Jakarta, Aktual.com — Indonesia Corruption Watch (ICW) mencatat selama semester pertama 2015 rata-rata hakim memvonis koruptor hanya dua tahun satu bulan penjara. Hal itu berdasarkan pantauan ICW terkait penanganan 193 perkara korupsi dengan 230 terdakwa yang telah diperiksa dan diadili pengadilan baik di tingkat Tipikor, banding maupun kasasi serta peninjauan kembali di Mahkamah Agung.

“Hakim memvonis rata-rata hanya selama 25 bulan atau dua tahun satu bulan,” kata anggota Divisi Hukum dan Montoring Peradilan Indonesia Corruption Watch (ICW) Ardila Caesar di kantor ICW, Jakarta, Selasa (18/8).

Ardila mengatakan, pada semester pertama tahun 2014 yang rata-rata vonis untuk pelaku korupsi sekitar dua tahun sembilan bulan, sehingga tahun ini hukuman pidana koruptor semakin ringan dibandingkan dengan tahun lalu. Menurut dia, ringannya hukuman yang diberikan kepada pidana korupsi belum memberikan efek jera bagi koruptor.

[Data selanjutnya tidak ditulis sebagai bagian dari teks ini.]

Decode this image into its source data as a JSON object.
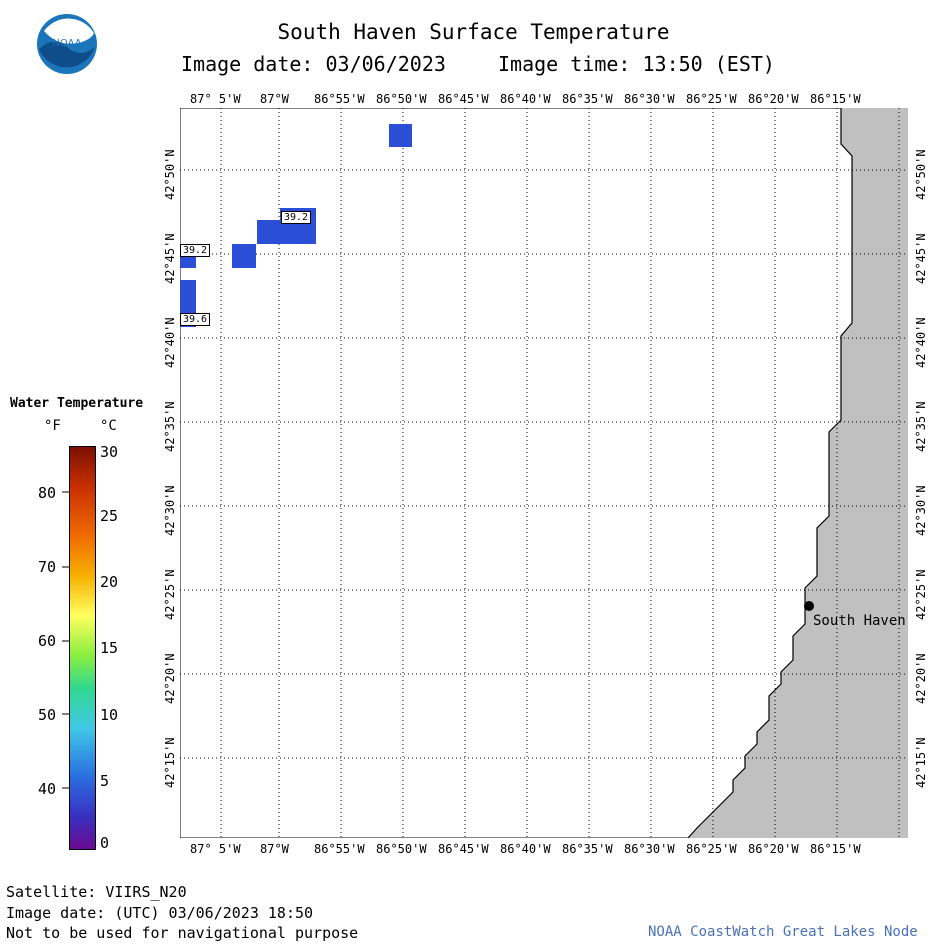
{
  "header": {
    "title": "South Haven Surface Temperature",
    "image_date": "Image date: 03/06/2023",
    "image_time": "Image time: 13:50 (EST)"
  },
  "logo": {
    "text": "NOAA"
  },
  "map": {
    "lon_labels": [
      "87° 5'W",
      "87°W",
      "86°55'W",
      "86°50'W",
      "86°45'W",
      "86°40'W",
      "86°35'W",
      "86°30'W",
      "86°25'W",
      "86°20'W",
      "86°15'W"
    ],
    "lat_labels": [
      "42°50'N",
      "42°45'N",
      "42°40'N",
      "42°35'N",
      "42°30'N",
      "42°25'N",
      "42°20'N",
      "42°15'N"
    ],
    "land_color": "#c0c0c0",
    "water_color": "#ffffff",
    "pixel_color": "#2a4fd6",
    "city": {
      "name": "South Haven"
    },
    "temp_labels": [
      "39.2",
      "39.2",
      "39.6"
    ]
  },
  "legend": {
    "title": "Water Temperature",
    "unit_f": "°F",
    "unit_c": "°C",
    "f_ticks": [
      "80",
      "70",
      "60",
      "50",
      "40"
    ],
    "c_ticks": [
      "30",
      "25",
      "20",
      "15",
      "10",
      "5",
      "0"
    ]
  },
  "footer": {
    "satellite": "Satellite: VIIRS_N20",
    "utc_date": "Image date: (UTC) 03/06/2023  18:50",
    "disclaimer": "Not to be used for navigational purpose",
    "credit": "NOAA CoastWatch Great Lakes Node"
  }
}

Pada semester pertama 2015 ini, sebanyak 163 terdakwa dihukum dalam rentang satu hingga empat tahun dan masuk dalam katagori ringan, sebanyak 12 terdakwa divonis sedang dengan hukuman sekitar empat hingga 10 tahun penjara dan hanya tiga terdakwa yang divonis berat oleh hakim tipikor dengan hukuman diatas 10 tahun.

Tidak hanya itu, terdakwa yang diputus bebas pada tahun ini juga meningkat di mana 35 terdakwa diputus bebas oleh pengadilan tipikor tingkat pertama, sedangkan tiga terdakwa diputus bebas oleh Mahkamah Agung, padahal dibandingkan dengan semester yang sama pada tahun lalu, hanya 20 terdakwa perkara korupsi yang divonis bebas atau lepas.

Anggota ICW lainnya Emerson Yuntho menilai, ringannya putusan tersebut karena rendahnya tuntutan yang diajukan oleh penuntut umum terhadap terdakwa kasus korupsi.

“Dalam catatan ICW pada tahun ini rata-rata tuntutan yang diajukan jaksa selaku penuntut umum adalah tiga tahun enam bulan, jika dikaitkan dengan kategori hukuman maka rata-rata tuntutan masuk ke dalam katagori ringan, artinya sejak awal jaksa yang melakukan proses penuntutan sudah meminta kepada hakim untuk menjatuhkan hukuman yang ringan bagi terdakwa kasus korupsi,” kata dia.

Dia juga mengatakan hakim juga cenderung memberikan vonis 2/3 dari tuntutan yang dituntut oleh penuntut umum. Selain itu, ringannya vonis tersebut juga disebabkan belum adanya panduan penuntutan dan pedoman pemidanaan sehingga putusan hakim sangat subjektifitas.